While the streets were still wet,

I just had a meal too delicious,

And wanted a run to sweat.

I nimbly dodged a Prius,

And sang Ed Sheeran in my head.

Just thinking I stuck the landing,

My knee crashed into a stone-hard something,

And Newton’s first law sent me toppling.

That’s right, I fractured my arm and sprained my ankle in the clumsiest way imaginable while on break back home in China. I was running at a speed of 7 miles per hour when I bumped into a two-foot high marble column on the sidewalk and fell on my arms in a projectile motion.

I had broken bones but my iPhone screen stayed intact.

On my 15-hour international flight back to Los Angeles for school, I actually didn’t encounter obvious obstacles like carrying my luggage, walking up stairs and opening doors. There were always nice strangers offering help to a girl with a few broken bones. However, the frustration stemmed from the little things—like eating airplane food left-handed when I’m a righty and staying awake for the entire flight to ensure that my cast didn’t bump into the person beside me.

At school, my roommates thankfully offered to do all my chores and helped me with laundry and groceries. In return, I told them the tale of my broken bones and one of them had a good stomach-hugging, minute-long laugh. Yet, even with all the help from friends and kind strangers, I still did an overhaul of my daily routine. I lived on frozen food for nearly two months because juggling cooking pans with one hand would wake up the building, and showering became a daily one-hour journey fought in steamy mist.

My biggest challenge, however, was taking notes in class. Before the academic quarter started, I searched YouTube for tutorials about writing with my weaker hand. The best I could do was scribble deformed letters. I’m sure you’re wondering why I didn’t take notes on my computer, since left-handed typing would be better than left-handed writing, right? Well, my English major classes forbid electronics. So, I made a bunch of marks in my notebook during class and slowly transcribed them by hand later so my notes would be marginally more legible.

To save my GPA, I went to my school’s international center and got an advisor to approve my taking less classes than are normally required. All I needed was a doctor’s note, which I got from the student health center.

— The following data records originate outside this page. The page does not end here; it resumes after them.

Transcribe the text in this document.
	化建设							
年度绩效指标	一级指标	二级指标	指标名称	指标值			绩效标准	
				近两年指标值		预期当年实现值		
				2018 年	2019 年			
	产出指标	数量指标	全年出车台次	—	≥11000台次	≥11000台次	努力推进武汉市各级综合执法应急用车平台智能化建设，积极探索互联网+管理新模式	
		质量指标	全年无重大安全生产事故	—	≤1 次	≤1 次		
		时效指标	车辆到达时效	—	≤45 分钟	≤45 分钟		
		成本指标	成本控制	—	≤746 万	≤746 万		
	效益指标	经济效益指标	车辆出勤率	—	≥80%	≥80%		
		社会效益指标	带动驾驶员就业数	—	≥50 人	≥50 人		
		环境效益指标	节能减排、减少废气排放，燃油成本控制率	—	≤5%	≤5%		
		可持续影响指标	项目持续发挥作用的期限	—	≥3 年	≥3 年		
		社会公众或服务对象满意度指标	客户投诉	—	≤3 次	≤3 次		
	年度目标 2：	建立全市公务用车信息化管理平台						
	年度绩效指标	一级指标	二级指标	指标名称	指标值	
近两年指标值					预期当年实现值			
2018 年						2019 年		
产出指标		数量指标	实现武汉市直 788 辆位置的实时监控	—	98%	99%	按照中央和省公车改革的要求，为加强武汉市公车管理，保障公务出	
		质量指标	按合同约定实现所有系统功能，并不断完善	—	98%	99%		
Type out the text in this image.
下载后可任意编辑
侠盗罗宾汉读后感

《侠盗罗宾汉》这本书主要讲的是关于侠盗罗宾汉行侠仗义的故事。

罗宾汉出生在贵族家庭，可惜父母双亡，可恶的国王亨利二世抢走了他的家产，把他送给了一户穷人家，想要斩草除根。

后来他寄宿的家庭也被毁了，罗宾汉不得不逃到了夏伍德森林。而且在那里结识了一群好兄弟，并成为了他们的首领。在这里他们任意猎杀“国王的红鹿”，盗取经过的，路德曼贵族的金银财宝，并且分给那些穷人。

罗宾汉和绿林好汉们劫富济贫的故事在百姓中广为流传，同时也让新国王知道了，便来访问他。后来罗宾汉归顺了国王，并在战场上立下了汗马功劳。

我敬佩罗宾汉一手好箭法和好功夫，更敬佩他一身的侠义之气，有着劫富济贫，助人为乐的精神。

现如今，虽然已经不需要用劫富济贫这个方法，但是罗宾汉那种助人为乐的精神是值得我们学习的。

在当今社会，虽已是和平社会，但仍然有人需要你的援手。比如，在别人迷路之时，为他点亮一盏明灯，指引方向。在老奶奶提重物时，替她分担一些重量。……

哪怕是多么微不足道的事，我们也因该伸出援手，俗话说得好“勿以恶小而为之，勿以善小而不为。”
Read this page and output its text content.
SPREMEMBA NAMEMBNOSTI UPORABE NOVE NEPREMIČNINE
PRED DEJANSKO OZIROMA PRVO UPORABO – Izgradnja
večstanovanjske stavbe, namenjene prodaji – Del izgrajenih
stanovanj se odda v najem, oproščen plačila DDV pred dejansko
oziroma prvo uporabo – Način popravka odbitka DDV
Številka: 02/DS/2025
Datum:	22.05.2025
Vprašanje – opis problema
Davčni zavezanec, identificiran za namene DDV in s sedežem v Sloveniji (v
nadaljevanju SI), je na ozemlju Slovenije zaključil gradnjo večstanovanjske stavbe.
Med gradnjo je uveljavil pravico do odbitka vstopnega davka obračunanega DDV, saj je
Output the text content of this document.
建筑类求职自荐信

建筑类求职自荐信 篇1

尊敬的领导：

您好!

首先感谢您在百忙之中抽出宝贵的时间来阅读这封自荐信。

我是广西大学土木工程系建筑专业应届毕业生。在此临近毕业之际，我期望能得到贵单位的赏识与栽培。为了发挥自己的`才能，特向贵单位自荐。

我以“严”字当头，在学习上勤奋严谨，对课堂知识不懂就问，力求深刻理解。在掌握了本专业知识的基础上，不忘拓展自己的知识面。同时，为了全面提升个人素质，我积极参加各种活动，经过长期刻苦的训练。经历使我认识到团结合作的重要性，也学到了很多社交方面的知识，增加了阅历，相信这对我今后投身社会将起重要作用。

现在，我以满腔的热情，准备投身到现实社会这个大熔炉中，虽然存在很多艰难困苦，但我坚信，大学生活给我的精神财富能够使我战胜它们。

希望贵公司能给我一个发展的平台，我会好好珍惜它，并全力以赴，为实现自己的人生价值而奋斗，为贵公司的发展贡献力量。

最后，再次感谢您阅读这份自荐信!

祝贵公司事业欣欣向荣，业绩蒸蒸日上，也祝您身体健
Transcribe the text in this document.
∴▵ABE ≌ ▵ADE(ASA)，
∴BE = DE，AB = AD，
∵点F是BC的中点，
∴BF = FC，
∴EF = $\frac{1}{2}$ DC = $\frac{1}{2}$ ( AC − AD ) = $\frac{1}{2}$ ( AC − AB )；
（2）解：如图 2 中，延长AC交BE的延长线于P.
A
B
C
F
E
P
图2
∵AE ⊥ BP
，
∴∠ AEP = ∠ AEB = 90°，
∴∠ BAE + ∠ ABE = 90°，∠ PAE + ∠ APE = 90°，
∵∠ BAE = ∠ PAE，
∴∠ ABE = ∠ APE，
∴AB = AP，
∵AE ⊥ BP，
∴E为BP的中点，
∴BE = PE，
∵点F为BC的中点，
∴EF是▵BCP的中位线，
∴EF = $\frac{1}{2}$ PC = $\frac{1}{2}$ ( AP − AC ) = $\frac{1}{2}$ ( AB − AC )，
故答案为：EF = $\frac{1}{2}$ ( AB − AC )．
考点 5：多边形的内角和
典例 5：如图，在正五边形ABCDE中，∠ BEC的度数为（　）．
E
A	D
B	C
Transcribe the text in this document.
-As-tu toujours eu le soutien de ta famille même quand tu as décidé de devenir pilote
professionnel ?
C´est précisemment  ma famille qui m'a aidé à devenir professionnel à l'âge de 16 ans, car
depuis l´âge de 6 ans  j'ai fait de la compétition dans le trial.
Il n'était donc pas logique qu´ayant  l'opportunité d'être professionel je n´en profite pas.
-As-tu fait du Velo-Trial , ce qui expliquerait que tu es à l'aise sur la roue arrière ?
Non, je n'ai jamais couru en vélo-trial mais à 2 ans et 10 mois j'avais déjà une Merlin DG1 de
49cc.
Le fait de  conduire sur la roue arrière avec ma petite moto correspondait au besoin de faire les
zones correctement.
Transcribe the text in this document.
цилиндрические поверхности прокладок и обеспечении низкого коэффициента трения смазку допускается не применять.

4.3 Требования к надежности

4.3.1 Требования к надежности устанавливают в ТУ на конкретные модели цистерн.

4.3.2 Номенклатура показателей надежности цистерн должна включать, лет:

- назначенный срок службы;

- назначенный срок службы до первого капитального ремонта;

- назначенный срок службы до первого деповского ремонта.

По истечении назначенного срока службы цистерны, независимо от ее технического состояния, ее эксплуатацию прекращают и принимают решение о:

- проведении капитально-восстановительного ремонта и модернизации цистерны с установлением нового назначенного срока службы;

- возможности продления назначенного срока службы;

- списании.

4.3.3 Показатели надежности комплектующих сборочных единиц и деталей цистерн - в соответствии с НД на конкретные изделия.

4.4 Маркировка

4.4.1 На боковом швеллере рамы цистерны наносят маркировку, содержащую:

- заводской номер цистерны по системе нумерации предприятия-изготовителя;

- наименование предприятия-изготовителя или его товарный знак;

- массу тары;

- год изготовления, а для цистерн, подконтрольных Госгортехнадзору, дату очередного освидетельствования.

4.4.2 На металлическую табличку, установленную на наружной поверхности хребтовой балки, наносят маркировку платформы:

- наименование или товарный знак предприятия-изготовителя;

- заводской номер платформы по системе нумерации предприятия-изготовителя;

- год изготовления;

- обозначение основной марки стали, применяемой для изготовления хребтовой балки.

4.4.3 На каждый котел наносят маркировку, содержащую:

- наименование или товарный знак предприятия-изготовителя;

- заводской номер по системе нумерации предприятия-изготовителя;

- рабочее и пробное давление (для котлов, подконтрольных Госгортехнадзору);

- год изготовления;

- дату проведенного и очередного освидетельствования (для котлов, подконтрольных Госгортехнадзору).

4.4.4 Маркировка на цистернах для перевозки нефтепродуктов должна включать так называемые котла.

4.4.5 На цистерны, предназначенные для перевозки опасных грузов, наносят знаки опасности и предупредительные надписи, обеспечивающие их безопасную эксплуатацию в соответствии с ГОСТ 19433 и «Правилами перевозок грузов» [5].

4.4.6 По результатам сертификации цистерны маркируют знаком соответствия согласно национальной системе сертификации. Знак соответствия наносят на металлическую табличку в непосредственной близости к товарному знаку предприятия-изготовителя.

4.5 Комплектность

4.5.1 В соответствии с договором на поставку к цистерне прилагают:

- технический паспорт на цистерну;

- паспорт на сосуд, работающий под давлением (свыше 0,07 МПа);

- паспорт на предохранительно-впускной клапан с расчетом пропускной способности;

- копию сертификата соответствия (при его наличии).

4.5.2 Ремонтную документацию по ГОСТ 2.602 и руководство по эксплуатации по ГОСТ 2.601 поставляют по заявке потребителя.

Here’s a little trivia on college resources for when you have broken bones or any other injury: at my school, UCLA, if you’re stuck with broken bones or an injury that prevents you from taking full-time credits for a year or longer, you can petition for a one-half reduction in tuition and fees. Ask around, your school likely has these options as well. My caution to international students: don’t forget to petition to the international center if you’re not taking full-time credits. Otherwise your visa could be invalidated.

Should your broken bones cause you to need help getting across campus, contact the office for students with disabilities (it might be called the center for accessible education) at your school with a doctor’s note. The office is there to help you and will arrange vans to drive you to classes.

If you’re hell-bent on getting the most out of your tuition money and don’t want to take less credits, the office for students with disabilities also has resources to make studying and note taking in class easier. You can get a note-taker to help you write down key points in class and the office can contact your professors for any deadline extension or special test arrangement you might need. And don’t worry, the school should provide these services at no extra cost to you.

Even though I’m seven thousand miles away from home, my roommates have been like parents when I had my broken bones. They did my laundry for me, carried my backpack, excused me from all cleaning duties, heated up food and even offered to wash my hair. But the best part was that falling to have broken bones didn’t mean falling behind in my classes. Campus resources for students who have disabilities (even for a short period of time) provide all the services students need. Two months later, when the limited movements have gone away, a cleaner room and closer friendships are the things that stayed. Thanks to the flexible arrangement my advisor made for me, my GPA didn’t suffer much either.